As always the backdrops will be incredibly majestic: the filming took place during the cold seasons between Northern Ireland, Spain and Iceland. We can say it now, winter is definitely upon us. And so says Jon Snow, played by Kit Harrington, “this seventh season will be the the darkest and bleakest for the characters, before we reach the happy ending, if we can call it that, of the final season”.

One series (this one on Netflix) that started off as a slow burner and has slowly earned a huge following is Stranger Things. At first viewing it appears as a show catering to young adults, only because the characters are young. But the horror vibes, intense drama and setting – a fictional town in Indiana in the 80’s – make for mature viewing, not too different from the above mentioned Twin Peaks, starting from the very eerie soundtrack. The second season is set to air on Halloween, so there’s still time to put the popcorn in the microwave and grab your spot in the couch. Meanwhile, to get into the mood you can put on your check flannel shirts, the characters favourite item of clothing.
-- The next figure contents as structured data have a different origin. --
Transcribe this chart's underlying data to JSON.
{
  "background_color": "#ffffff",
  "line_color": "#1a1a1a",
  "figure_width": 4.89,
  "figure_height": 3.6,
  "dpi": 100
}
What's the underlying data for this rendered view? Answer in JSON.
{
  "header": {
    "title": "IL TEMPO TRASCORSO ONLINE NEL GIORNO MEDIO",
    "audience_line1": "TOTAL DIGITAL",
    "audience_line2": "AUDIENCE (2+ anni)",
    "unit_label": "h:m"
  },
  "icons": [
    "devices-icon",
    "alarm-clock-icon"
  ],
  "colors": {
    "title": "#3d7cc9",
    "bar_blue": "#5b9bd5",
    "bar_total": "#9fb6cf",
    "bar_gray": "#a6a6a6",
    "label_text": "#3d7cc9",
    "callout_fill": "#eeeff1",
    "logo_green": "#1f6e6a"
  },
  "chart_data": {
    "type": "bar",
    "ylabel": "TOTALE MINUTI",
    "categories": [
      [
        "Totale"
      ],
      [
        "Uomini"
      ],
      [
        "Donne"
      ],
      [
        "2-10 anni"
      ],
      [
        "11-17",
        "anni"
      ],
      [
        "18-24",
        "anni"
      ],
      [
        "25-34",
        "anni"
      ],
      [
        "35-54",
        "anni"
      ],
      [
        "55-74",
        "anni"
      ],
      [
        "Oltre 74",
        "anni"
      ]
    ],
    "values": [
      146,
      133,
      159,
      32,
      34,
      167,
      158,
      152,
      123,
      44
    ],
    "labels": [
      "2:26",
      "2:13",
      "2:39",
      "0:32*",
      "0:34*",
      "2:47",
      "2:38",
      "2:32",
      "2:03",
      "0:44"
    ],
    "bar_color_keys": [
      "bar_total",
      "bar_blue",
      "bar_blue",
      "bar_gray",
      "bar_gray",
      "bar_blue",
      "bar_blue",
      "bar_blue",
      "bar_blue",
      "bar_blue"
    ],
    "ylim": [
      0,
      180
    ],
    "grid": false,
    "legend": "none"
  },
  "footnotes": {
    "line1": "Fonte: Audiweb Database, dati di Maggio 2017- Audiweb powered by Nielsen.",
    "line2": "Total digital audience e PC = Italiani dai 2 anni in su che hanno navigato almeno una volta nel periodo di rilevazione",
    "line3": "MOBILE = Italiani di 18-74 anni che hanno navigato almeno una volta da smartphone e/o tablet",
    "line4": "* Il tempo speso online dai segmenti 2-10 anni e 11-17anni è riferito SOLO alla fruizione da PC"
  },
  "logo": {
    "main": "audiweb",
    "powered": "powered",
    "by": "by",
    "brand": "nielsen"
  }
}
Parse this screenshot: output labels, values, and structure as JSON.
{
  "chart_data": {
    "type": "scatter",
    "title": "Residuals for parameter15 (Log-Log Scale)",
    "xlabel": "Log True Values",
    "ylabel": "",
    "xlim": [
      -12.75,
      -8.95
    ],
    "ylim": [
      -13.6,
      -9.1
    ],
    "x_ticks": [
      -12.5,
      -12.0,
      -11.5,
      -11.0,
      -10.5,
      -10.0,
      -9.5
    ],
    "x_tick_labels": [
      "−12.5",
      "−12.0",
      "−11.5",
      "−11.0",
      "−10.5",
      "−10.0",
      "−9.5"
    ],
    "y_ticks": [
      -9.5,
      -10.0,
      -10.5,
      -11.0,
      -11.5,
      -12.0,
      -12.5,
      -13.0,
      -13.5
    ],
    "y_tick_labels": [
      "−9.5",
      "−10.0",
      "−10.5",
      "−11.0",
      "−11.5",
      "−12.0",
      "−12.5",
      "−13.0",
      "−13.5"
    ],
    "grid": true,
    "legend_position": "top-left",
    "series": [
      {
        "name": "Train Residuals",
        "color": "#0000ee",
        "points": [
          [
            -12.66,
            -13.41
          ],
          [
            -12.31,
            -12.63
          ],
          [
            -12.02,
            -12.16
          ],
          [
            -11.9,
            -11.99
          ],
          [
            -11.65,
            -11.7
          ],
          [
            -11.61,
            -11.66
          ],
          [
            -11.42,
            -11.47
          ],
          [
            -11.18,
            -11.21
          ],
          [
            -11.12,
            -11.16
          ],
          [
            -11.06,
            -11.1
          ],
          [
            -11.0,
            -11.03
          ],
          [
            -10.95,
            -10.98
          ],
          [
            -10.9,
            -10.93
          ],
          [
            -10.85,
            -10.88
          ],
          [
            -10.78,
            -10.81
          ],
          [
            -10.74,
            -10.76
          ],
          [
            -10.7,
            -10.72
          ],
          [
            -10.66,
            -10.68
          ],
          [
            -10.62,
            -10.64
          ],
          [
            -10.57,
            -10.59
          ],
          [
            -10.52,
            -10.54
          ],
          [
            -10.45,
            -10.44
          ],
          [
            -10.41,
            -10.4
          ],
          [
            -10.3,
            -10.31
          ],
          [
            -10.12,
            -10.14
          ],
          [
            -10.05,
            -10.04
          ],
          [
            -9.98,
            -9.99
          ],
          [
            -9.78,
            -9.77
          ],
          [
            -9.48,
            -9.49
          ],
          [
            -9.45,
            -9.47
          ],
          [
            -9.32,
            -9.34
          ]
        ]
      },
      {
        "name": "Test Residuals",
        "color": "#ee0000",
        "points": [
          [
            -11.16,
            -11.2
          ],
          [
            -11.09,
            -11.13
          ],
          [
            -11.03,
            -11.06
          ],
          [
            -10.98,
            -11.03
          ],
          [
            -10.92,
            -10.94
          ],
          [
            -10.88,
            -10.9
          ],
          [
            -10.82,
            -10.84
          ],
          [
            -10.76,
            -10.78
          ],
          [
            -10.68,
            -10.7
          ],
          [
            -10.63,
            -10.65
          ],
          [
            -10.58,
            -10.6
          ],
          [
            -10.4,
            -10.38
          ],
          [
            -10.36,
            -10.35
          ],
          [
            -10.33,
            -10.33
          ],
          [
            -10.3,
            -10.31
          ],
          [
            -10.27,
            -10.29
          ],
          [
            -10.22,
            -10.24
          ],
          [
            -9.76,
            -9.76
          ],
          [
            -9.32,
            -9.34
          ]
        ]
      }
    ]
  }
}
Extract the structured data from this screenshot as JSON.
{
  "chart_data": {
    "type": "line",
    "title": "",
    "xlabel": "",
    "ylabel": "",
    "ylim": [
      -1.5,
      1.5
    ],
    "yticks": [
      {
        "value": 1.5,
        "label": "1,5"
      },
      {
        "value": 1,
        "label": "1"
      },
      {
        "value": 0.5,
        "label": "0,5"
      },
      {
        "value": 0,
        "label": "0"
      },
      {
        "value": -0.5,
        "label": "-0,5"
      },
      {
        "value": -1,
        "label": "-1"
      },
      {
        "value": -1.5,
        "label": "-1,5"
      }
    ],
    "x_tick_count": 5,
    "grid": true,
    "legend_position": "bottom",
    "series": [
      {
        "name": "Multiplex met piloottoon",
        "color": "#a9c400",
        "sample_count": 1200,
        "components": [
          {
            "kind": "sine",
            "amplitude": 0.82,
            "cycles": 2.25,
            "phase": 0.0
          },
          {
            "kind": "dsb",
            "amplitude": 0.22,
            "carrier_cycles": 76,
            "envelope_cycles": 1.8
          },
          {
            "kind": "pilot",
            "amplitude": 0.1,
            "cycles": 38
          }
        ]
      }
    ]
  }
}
The detective boys return to further investigations, because as the creators Matt and Ross Duffer assure “we have only just opened the curtains on the ‘Upside Down’ place and now we want to explore it”. Fans are advised, new mysteries and new creatures lie waiting. 

Lovers of political and power intrigues must not miss House of Cards. Also by Sky Atlantic this started in end of May, so you’re still in time to catch it on NowTV, Sky’s excellent WebTV. The new 13 episodes from the 5th season, take off from where we left at the end of last year when the president of the USA, Frank Underwood (Kevin Spacey) and the First Lady Claire had said farewell to the public with the lines: “we don’t suffer terror, we create terror”. In these new episodes, Underwood will exploit the fear of his citizens to obtain more votes. In a recent interview Spacey declared, “what’s interesting is that those watching the show a few years ago were thinking ‘hell, this is crazy. It could never happen”. And 18 months later they were thinking “wait a minute, the events in House of Cards could really happen. Or they already are.’ I think we’re more terrified than ever.”

Another hugely awaited series is Mindhunters, on Netflix starting October. We couldn’t but have great expectations coming from the director of House of Cards, Seven and Zodiac! The show is set in 1979 and centres on agent Bill Tench (Holt McCallany) who, together with partner Holden Ford (Jonathan Groff) tries to dig deep in the mind of serial killers to solve cases. A sort of cauldron within which they blended Lie to Me, True Detective and Criminal Minds, resulting in what experts are calling a fascinating voyage in the mind of assassins. It’s bound to be a huge success and a second season has already been signed, before the first one has officially aired.